L'Âne gourmand Antoine Le Bailly (1756 - 1832)

Avant de quitter sa maison
Pour s'en aller au loin régler certaine affaire,
Un meunier dans un clos mît paître son grison.
-Çà, dit-il, je m'absente une semaine entière.
Il est bon de t'en avertir :
Grave-le bien dans ta mémoire.
Congé durant ce temps. Tu peux te divertir.
Je te laisse à souhait de quoi manger et boire :
Ici, trèfle, sainfoin ; là, tout près, un ruisseau
Qui t'abreuvera de son onde.
Souviens-toi seulement que ta part à la ronde
Ne doit point excéder la longueur du cordeau
Qui te retient captif au pied de cet ormeau.
Le maître a dit : il se met en voyage.
L'âne était à-la-fois paresseux et gourmand :
Or de la langue et de la dent
Le voilà qui soudain fait rage.
Dans l'herbe enfoncé jusqu'au cou,
Il s'y vautre à plaisir, en prend si bien son soù,
Que dès la fin du jour il n'a plus de quoi paître.

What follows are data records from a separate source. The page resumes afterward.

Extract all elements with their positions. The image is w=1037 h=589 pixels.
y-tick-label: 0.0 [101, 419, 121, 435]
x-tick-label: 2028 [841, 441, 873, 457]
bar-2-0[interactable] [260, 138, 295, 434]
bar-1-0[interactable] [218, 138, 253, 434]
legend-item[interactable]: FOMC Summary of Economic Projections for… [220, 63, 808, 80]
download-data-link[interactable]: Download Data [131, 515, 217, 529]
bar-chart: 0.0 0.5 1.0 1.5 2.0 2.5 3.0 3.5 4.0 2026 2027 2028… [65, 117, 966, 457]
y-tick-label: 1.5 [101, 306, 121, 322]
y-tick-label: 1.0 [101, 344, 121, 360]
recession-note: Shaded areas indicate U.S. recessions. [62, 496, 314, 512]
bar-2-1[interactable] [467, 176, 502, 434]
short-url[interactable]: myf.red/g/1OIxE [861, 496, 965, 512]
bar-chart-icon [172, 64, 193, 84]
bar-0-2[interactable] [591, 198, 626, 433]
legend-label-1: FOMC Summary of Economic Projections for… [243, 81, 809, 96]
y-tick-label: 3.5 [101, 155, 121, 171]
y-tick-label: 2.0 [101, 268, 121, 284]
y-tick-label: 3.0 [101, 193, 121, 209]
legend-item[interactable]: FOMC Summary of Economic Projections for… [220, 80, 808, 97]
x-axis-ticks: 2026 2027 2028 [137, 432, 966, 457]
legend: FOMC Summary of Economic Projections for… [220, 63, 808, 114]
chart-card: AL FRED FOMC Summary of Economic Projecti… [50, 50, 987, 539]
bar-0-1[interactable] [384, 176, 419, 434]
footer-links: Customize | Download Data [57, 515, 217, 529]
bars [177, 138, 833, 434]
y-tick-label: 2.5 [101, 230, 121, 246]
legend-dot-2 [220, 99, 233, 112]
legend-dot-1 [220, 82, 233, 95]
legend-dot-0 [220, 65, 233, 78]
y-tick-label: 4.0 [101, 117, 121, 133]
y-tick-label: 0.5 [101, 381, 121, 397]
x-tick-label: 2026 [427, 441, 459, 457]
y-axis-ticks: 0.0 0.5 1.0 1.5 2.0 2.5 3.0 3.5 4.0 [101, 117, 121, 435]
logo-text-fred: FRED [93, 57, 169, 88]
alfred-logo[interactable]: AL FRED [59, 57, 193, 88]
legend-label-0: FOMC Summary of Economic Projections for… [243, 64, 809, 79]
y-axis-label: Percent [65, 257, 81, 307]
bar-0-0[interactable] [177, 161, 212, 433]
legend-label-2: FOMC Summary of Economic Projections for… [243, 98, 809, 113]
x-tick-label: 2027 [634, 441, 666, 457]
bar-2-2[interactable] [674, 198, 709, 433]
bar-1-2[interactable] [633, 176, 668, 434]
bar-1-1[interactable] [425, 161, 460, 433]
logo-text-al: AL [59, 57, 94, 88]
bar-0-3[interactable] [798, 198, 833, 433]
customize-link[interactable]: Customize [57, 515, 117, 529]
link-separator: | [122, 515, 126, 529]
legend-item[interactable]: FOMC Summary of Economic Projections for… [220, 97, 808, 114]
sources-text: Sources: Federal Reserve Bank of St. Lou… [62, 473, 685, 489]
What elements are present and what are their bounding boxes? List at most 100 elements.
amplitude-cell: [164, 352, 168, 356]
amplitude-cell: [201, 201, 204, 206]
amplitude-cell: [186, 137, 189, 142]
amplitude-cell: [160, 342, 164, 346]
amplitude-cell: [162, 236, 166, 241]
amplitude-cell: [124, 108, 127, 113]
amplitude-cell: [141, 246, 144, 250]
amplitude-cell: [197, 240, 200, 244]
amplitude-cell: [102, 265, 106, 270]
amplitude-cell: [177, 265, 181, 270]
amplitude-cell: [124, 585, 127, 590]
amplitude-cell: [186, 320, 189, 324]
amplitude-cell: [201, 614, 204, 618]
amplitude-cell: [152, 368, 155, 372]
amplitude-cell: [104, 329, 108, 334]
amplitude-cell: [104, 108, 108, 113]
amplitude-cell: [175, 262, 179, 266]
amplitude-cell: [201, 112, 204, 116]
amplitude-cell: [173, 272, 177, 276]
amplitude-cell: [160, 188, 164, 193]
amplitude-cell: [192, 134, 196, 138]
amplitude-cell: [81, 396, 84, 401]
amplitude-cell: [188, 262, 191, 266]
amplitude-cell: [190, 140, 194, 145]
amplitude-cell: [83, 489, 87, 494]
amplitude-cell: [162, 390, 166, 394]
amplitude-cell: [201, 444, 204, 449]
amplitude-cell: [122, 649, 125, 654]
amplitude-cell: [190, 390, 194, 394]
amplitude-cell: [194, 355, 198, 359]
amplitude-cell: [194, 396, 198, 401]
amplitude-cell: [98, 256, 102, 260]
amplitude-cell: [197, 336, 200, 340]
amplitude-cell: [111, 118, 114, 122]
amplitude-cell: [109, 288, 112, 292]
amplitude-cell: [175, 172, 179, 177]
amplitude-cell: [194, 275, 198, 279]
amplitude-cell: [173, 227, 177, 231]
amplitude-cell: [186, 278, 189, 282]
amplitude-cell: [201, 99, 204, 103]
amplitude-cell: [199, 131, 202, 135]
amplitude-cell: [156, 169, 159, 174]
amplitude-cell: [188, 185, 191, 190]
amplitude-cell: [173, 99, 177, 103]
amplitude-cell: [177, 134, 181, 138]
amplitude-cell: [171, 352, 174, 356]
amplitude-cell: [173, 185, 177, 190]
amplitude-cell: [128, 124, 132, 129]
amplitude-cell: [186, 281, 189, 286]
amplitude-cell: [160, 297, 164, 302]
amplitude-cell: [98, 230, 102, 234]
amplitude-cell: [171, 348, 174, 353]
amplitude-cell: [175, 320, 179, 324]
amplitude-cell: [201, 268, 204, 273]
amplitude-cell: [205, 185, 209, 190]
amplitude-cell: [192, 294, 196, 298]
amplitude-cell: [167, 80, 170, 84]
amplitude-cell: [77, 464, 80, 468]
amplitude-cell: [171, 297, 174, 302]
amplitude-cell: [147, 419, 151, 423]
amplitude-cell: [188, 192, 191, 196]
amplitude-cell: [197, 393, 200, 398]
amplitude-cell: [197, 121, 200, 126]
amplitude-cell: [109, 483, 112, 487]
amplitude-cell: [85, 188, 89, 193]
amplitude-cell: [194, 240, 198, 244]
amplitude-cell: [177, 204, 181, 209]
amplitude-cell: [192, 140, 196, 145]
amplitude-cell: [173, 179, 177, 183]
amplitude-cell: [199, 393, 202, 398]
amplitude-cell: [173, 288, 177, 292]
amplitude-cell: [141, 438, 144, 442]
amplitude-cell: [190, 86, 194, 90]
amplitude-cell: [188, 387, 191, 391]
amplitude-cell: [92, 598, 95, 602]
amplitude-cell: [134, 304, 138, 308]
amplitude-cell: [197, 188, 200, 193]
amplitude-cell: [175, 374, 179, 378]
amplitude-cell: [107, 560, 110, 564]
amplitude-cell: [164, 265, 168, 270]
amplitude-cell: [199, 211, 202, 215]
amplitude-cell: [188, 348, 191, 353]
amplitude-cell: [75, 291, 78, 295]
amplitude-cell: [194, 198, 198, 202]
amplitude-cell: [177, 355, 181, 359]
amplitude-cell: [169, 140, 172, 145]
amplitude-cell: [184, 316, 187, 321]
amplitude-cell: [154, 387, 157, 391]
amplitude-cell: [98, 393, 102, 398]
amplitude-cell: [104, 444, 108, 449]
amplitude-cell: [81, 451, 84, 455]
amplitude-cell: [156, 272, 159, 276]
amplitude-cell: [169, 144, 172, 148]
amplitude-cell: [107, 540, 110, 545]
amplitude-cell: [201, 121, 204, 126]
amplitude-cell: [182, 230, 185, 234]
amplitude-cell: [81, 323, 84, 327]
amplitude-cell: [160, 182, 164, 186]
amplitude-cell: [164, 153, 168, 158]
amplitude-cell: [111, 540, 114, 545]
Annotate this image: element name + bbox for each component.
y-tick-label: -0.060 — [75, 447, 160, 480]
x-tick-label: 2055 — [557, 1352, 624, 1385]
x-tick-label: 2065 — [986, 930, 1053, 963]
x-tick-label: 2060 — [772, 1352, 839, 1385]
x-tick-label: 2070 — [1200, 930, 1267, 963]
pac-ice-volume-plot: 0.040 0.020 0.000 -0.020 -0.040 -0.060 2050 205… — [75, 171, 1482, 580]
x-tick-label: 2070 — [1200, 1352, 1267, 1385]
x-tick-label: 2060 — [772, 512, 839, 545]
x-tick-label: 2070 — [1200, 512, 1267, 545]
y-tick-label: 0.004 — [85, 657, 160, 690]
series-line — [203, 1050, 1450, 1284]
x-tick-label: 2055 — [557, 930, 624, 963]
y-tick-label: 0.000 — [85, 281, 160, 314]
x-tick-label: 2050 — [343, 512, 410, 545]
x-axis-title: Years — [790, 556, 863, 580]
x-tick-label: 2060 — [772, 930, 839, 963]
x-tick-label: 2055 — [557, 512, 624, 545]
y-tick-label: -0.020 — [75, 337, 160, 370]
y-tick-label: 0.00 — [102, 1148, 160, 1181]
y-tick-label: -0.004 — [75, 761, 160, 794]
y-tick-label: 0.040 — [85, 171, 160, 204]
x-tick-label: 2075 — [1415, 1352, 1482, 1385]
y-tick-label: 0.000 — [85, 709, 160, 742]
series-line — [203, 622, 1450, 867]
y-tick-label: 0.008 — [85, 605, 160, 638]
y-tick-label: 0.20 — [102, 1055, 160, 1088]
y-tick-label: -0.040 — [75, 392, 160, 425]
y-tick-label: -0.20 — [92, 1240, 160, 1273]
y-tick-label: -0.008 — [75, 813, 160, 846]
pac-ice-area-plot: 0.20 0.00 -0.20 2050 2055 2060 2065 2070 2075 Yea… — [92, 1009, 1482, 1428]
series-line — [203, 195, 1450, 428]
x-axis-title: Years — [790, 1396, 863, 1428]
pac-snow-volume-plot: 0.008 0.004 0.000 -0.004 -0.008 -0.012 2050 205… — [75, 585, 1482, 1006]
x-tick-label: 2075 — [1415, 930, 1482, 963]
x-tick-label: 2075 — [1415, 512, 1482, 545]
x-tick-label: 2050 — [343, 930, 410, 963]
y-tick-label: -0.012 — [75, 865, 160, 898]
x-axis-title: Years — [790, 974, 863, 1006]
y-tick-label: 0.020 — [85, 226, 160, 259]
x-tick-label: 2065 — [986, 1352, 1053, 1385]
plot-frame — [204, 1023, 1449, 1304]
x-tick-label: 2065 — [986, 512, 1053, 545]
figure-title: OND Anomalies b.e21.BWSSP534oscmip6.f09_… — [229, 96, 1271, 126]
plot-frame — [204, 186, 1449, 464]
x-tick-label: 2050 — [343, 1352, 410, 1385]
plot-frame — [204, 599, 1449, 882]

Mais à peine sur l'horizon
Phébus vient-il à reparaître,
Qui reste sot ? c'est le grison.
En vain avec ses yeux son appétit s'éveille ;
Il regarde, il ne voit, hélas ! autour de lui
Rien que le dégât de la veille.
Pour surcroît de peine et d'ennui,
Le cordeau le plus ferme arrête la pécore.
Que faire désormais ? jeûner ;
Mais comment s'y déterminer ?
Comment pouvair atteindre à la sixième aurore
Sans manger ? L'âne se souvient
Qu'on avait fait sa part pour toute la semaine.
Réflexion tardive ! aussi fut-elle vaine ;
Le glouton était mort quand son maître revint.

C'est vous, dissipateurs, que ma fable dépeint.